La prochaine star à émerger des prés de Voinsles sera-t-elle Ckatch’i d’Arundi, Nox d’Arundi, Okinamah Arundi ou bien Born to Be Arundi, l’un des deux produits du génial Balou du Reventon, né Cornet’s Balou, qu’a fait naître Clémentine ? Seul l’avenir le dira. Ckatch’i, fils du Holsteiner Crunch, semble, pour l’heure, tenir la corde. Âgé de six ans, le descendant de Quelia de Piquet (Intime Platière) a toujours séduit sa naisseuse. Vendu en avril dernier, il s’est envolé vers de nouvelles aventures sous la selle du Portugais Mario Wilson Fernandes, classé jusqu’en Grand Prix CSIO 5* et au départ des Jeux équestres mondiaux de Caen, avec lequel il a pris part à ses premières épreuves à 1,20 et 1,25m cet été, après avoir été préparé par Corentin Pouthé et Vivien Gaussier. “Poulain, il était incroyable, un peu comme Enjeu. Même si j’ai du mal à l’imaginer au niveau 5*, je pense qu’il ne sera pas mauvais. J’aimerais bien qu’il évolue au moins sur 1,40m. Je l’ai gardé plus longtemps que les autres, parce que je crois en lui depuis qu’il est poulain”, souligne Clémentine, qui fonde aussi beaucoup d’espoirs en Born to Be Arundi. “Je voulais absolument faire naître un produit de Balou du Reventon. J’adore ce cheval. Comme il n’était disponible qu’à la paillette, et même si c’est moi qui insémine, j’ai acheté un embryon d’une très bonne souche avec cet étalon. Je crois en ce poulain et j’espère qu’il sera talentueux, même s’il y a plein de facteurs qui entrent en compte dans la carrière d’un cheval. J’espère vraiment que celui-là pourra faire de belles choses. Et puis, l’année d’après, j’ai craqué et j’ai utilisé Balou du Reventon directement sur une de mes juments, qui a bien voulu prendre (et a donné Numero Bis d’Arundi en 2023, ndlr).”
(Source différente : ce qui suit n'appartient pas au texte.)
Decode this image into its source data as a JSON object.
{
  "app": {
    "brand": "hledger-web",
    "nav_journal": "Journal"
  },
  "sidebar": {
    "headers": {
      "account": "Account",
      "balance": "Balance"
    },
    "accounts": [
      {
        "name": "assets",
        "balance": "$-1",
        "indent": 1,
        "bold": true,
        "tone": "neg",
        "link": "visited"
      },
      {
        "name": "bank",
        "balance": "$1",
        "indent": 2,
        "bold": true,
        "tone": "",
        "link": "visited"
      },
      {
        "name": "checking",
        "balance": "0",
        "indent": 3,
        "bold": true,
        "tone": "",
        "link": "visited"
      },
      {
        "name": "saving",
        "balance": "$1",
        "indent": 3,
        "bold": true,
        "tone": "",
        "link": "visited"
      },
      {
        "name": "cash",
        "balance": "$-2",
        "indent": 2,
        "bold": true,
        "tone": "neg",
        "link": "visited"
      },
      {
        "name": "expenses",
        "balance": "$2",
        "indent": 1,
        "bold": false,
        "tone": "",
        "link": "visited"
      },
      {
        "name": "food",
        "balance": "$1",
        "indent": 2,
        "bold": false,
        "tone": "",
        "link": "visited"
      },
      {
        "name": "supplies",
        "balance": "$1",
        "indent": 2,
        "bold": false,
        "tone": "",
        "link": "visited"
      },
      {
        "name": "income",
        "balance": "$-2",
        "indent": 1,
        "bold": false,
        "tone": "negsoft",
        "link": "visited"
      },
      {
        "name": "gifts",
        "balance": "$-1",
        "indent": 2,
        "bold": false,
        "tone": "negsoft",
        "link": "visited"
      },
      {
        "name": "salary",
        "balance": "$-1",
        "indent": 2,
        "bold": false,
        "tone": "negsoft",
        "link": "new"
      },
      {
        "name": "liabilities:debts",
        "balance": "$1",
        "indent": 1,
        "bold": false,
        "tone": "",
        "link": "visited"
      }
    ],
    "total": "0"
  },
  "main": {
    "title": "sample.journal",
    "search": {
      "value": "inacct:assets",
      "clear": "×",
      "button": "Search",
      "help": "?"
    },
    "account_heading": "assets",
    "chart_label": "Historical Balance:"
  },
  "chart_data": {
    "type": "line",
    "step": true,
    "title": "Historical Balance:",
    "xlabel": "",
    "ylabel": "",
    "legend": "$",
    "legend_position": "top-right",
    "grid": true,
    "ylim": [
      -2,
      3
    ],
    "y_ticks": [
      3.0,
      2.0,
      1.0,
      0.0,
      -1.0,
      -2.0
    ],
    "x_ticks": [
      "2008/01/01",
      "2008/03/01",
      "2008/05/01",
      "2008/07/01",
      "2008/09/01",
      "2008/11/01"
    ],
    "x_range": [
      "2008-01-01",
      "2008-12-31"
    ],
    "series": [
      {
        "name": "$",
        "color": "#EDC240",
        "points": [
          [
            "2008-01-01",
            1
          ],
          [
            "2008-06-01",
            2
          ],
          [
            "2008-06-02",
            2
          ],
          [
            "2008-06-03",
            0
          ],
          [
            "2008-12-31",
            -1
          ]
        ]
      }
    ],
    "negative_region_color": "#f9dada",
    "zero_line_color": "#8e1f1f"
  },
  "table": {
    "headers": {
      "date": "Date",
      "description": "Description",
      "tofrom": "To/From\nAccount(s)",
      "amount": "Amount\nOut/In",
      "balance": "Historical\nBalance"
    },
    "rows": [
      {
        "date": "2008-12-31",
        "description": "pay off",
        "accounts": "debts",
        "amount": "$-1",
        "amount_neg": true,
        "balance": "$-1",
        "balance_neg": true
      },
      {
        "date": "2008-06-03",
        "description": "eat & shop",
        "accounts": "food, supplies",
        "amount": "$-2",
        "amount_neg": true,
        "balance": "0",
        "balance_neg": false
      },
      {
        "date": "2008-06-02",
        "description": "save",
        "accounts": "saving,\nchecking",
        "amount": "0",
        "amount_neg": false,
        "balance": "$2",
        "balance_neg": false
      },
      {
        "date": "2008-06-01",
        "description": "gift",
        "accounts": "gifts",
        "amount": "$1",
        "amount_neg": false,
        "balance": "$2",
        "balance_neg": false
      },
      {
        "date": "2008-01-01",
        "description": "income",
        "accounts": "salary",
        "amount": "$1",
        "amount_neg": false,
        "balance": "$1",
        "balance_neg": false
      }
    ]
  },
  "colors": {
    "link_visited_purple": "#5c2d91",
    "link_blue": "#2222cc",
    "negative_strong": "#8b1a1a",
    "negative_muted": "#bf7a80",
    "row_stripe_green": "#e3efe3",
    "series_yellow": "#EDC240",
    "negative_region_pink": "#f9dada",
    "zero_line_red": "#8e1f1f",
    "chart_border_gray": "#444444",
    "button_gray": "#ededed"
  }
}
Dans le même temps, Jammin’withyou Arundi, fille de Bornthis Way Chapelle et Billie Djinn Grisien, fruit du croisement entre le pie Visage van de Olmenhoeve et Maha Fontaine, vient de signer un double sans-faute lors de la finale du Cycle libre 5 ans première année, sous la selle de Vivien Gaussier. De Fontainebleau à Hickstead, les perles de Seine-et-Marne rayonnent.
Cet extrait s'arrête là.